Мы потопали дальше. Исписанную неизвестно кем тетрадь я тоже прихватил с собой. Просто из любопытства. Явно же, старая вещица, исторический источник. А я ведь практически историк, хоть и несостоявшийся.
— Кстати, я еще что хотел спросить! — сказал я, чтобы как-то отвлечь себя от мыслей о том, моим любимым кроссовкам приходит полный и окончательный крантец от долгого шагания по гравию. — Если я правильно понял, то никакого государства в Сибири сейчас нет, верно? Ну, там, флага, гимна, столицы, управляющего органа, правителей, послов и прочего?
— Ну... да... — сказал Гиена и посмотрел на меня... странно. Ах да, он же не знает, что я из другой реальности приехал. Это я только Бюрократу с Натахой рассказал.
— А как же деньги? — спросил я. — Соболя же по всей Сибири принимаются или это только новониколаевские деньги.
— По всей, — сказал Гиена. — Я вроде слышал, что Унгерн пытался у себя свои деньги печатать, но потом бросил это дело.
— А соболя кто печатает? — спросил я. Лицо Бюрократа тоже стало заинтересованным, глаза засветились живейшим любопытством. Даже при тусклом свете старого масляного светильника было видно.
— Да я как-то не задумывался... — пробормотал Гиена. — Холера, может ты знаешь?
— Вроде это давно уже так, — сказала Натаха. — У нас на чердаке хранились пачки других каких-то денег.
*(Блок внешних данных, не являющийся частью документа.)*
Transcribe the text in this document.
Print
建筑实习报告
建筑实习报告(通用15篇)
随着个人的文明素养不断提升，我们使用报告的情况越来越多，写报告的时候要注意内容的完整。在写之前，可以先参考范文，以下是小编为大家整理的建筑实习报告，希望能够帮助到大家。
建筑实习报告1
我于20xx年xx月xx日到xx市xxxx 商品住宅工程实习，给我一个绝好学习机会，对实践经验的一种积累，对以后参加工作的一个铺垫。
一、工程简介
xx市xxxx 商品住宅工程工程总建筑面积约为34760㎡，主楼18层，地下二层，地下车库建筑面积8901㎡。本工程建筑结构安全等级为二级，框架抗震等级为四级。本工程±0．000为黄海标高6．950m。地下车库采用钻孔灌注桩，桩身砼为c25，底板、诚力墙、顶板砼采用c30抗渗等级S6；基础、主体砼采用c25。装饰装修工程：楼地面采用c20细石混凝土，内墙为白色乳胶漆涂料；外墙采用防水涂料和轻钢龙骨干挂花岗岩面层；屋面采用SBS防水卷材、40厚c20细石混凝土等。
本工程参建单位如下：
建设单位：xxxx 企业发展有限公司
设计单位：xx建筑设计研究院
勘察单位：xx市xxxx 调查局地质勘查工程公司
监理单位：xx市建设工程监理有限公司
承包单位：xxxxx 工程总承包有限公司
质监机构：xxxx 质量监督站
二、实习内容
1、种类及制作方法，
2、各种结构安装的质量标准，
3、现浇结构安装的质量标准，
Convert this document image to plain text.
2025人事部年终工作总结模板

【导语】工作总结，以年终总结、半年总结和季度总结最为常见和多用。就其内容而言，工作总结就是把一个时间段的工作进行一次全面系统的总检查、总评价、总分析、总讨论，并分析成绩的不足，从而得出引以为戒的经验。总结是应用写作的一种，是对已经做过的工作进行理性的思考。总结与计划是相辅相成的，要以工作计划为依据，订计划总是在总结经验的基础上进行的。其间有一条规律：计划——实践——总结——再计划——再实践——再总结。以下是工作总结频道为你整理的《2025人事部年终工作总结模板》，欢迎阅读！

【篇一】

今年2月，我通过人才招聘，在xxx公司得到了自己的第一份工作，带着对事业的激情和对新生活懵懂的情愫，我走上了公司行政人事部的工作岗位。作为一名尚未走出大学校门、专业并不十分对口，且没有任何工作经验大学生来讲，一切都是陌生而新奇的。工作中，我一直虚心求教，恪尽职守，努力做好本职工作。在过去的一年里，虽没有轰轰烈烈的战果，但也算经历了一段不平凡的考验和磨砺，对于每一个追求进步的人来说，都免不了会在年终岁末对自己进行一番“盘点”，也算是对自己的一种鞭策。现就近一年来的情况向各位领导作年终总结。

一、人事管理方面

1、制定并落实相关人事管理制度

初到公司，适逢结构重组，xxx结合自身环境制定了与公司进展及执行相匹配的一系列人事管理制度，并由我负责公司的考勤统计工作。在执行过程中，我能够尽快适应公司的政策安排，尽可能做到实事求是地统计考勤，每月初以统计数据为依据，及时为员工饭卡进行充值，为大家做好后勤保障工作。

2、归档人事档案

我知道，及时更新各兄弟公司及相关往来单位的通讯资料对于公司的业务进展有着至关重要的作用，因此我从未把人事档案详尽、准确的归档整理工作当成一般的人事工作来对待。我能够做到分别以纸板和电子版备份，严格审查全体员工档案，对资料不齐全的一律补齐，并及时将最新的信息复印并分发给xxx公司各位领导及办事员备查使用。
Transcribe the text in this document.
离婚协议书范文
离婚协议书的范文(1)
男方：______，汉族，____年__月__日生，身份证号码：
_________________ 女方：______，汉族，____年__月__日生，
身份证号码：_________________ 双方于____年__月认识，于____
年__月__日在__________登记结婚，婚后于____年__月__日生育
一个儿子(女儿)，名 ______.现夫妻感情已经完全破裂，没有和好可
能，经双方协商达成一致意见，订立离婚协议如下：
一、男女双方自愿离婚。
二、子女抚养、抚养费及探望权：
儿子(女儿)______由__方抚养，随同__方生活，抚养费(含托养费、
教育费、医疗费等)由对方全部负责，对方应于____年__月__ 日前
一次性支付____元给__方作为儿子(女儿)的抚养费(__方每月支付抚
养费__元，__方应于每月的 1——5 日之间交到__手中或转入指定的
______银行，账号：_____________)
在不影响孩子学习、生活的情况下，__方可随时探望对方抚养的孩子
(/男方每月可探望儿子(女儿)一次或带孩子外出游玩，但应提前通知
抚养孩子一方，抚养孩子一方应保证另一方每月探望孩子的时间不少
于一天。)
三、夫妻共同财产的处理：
Я в детстве их нашла, спросила мать, что это такое. А она сказала, что приданое мое несостоявшееся. А сейчас могу их хоть в костре спалить, все одно теперь это просто резаная бумага. Это были не рубли и не соболя. Рубли я видела. Богдан, а какая разница, откуда берутся эти деньги? Ну, взялись откуда-то. В кабаках их принимают, лошадь или машину за них купить можно, да и ладно.